Подъехал Франсуа; Клем поцеловала Ги в щёку, села в коляску, и они почти сразу же скрылись в темноте.
Ги с головой ушёл в работу. История Пьера и Жана соответствовала его новому настроению, и он писал быстро, обдумывал дальнейшие эпизоды, прогуливаясь по тенистой аллее из молодых ясеней, прислушиваясь к шелесту западного ветра в листве.
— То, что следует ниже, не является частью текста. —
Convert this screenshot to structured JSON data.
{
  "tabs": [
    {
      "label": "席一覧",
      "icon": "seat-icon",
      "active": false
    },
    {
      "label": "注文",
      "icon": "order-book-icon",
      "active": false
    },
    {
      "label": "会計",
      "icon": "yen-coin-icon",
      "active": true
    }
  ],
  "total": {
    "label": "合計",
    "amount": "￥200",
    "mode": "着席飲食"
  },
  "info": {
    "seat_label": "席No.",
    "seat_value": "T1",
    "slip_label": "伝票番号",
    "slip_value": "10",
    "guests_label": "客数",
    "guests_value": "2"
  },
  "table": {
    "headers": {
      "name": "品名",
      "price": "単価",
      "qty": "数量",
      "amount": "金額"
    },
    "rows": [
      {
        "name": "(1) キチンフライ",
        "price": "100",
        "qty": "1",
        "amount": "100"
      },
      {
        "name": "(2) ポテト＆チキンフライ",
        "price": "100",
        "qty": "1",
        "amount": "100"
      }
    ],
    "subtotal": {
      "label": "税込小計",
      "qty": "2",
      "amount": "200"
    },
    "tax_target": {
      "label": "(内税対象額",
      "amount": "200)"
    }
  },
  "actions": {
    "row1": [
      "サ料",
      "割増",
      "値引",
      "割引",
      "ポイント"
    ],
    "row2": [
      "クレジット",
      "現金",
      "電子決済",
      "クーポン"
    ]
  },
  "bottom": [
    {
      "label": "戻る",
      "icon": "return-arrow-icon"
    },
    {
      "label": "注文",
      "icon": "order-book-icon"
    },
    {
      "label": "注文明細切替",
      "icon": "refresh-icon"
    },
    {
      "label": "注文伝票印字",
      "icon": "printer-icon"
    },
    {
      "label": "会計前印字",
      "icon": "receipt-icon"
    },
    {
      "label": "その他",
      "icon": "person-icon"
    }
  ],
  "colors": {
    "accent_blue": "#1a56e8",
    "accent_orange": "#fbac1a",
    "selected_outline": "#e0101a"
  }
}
В такие минуты, с готовым разорваться сердцем, он чувствовал себя слитым со всеми живыми существами на свете и любил весь мир.
Сцены «Пьера и Жана» писались без усилий, их окрашивала мучительная нежность, которую он ощущал вокруг, радость бытия и любовь ко всем живым существам, каких он видел в цветущей нормандской глуши. Редко он чувствовал себя в такой гармонии со всем миром. И он понял то пронзительное, горькое соответствие между жестокостью и жалостью, которое, как учил Флобер, очень близко к сущности жизни и искусства. Франсуа каждое утро ставил ему на стол букет свежих цветов.
Однажды, когда сгущались штормовые тучи, Ги услышал, как подъехал экипаж. Он вышел из тихого дома.
— Мари!
Она стояла у входа, очень красивая в полосатом летнем платье, с шарфиком в руке, внезапно озарив собой всё, изгладив все прочие воспоминания и желания.
— Я думал, вы далеко отсюда, вместе с Казнами.
Он коснулся губами её руки.
— Я что — не вовремя?
Это было в её духе; Ги не смог ответить. Мари вошла с ним в дом. Она была холодной и восхитительной.
— Я не представляла, что это так далеко. О, как здесь красиво!
Мари стояла, любуясь гостиной.
— Я сейчас расплачусь с кучером.
— Нет, нет, Ги. Я приехала только поздороваться и велела ему подождать.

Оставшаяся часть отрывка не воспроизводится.